Riza Halimi, mayor of Presevo and leader of the Party of Democratic Action, said the majority Albanian population sought recognition of their 1992 referendum vote in favour of political and territorial autonomy for the Presevo, Bujanovac and Medvedja region.

Any union with Kosovo, Halimi said, would be predicated on the international community agreeing to a re-drawing of borders with Serbia.

The Albanians' demands come in response to proposals put forward by Belgrade, which they rejected on the grounds that they would "prejudice the final results of talks" between the two.

While the Serbian proposals rule out autonomy, they pledge a step-by-step demilitarisation of the area, guarantee the civil and human rights of local Albanians and propose big improvements in the local economy and infrastructure.

Halimi said he welcomed Belgrade's initiative, but had several objections to the content and the "take-it-or-leave-it attitude" of the Serbian authorities.

The Presevo mayor also protested over the government's labeling of local armed groups as terrorists.

The Liberation Army of Presevo, Medvedja and Bujanovac, UCPMB, made its first appearance in January 2000 at a funeral of two Albanian brothers allegedly killed by Serbian police.

Halimi said the organisation had grown up out of a need to protect the local Albanian community from brutal and oppressive treatment by Serbian security forces.

The mayor said there would be no peace until the Serbian army and police withdrew from the area. He accused them of perpetrating atrocities in Kosovo prior to their forced withdrawal from the province in 1999.

The crisis in the Presevo valley has been rumbling for over a year. An Albanian separatist movement, which seeks union of the area with neighbouring Kosovo, has coalesced around the UCPMB.

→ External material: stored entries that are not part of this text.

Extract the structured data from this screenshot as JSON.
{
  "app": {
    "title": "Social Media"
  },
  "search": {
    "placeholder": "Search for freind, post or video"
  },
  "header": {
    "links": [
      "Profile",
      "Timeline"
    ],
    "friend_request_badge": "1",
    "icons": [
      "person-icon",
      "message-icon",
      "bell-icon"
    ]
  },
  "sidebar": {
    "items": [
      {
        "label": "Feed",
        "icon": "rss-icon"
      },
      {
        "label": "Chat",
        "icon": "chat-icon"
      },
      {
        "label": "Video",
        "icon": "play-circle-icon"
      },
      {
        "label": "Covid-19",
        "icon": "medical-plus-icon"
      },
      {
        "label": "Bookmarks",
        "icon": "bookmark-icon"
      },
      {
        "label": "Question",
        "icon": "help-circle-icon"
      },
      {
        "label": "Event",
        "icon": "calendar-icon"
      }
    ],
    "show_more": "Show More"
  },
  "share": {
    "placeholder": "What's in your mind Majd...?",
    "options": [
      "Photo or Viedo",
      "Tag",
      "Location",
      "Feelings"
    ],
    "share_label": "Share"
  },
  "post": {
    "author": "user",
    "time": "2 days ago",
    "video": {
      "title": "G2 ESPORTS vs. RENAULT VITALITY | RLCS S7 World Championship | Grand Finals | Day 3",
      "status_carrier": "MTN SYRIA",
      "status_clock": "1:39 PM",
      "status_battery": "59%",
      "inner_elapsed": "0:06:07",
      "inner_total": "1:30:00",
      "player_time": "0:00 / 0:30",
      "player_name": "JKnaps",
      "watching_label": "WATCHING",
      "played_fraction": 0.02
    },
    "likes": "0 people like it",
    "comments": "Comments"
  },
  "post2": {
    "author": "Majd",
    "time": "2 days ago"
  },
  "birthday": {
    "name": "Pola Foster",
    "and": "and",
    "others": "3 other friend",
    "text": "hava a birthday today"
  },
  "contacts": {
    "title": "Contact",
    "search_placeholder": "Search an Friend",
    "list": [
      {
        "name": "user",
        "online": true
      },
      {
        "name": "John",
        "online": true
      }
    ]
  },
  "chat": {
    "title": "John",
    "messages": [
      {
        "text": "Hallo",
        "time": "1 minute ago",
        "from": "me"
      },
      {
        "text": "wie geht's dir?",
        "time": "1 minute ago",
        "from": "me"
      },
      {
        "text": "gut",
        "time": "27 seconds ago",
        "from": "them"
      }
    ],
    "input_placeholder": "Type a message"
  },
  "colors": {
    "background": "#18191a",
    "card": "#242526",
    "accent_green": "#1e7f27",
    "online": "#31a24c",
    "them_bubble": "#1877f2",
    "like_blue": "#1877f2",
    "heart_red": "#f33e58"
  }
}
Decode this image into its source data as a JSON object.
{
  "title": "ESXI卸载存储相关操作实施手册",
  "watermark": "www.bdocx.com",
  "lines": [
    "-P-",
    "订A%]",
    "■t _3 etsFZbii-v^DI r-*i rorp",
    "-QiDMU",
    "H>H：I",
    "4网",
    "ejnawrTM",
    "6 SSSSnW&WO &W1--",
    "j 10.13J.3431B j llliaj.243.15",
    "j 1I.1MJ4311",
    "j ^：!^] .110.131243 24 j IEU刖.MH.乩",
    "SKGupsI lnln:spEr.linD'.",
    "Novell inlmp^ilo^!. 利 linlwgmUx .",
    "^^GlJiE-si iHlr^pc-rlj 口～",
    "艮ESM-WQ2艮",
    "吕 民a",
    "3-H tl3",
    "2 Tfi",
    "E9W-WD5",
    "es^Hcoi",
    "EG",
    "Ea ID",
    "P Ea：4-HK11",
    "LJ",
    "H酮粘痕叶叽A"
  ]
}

On February 4, Presevo Albanian military and political representatives, including members of the UCPMB, met in the village of Veliki Trnavac to agree a united stand in future negotiations with Belgrade.

But Belgrade is sending conflicting signals over its readiness to talk to the Albanians.

Federal Foreign Minister Goran Svilanovic has said it is up to the Albanians to decide who would represent them in negotiations. At the same time, Yugoslav President Vojislav Kostunica has insisted that the Albanian negotiating team must not include members of the UCPMB.

"They can indirectly express themselves, they can influence and even blackmail their community, but people who have taken up arms are not legitimate representatives of the Albanians," he said.

All parties on the Albanian side, however, insist the UCPMB is included in any negotiations.

Naim Jerliy, deputy president of Ibrahim Rugova's Democratic League of Kosovo, called on the international community to mediate in finding a "political solution".

"The position of Presevo Albanians should be supported, including their insistence that without the participation of UCPMB there can be no successful negotiations," he said.

On February 13, UCPMB commander Shefket Musliu said negotiations could not take place without his organisation.

"We enjoy a legitimacy because we are supported by the population," Shefket Musliu said. "As long as Kostunica calls us terrorists, there will be no negotiations".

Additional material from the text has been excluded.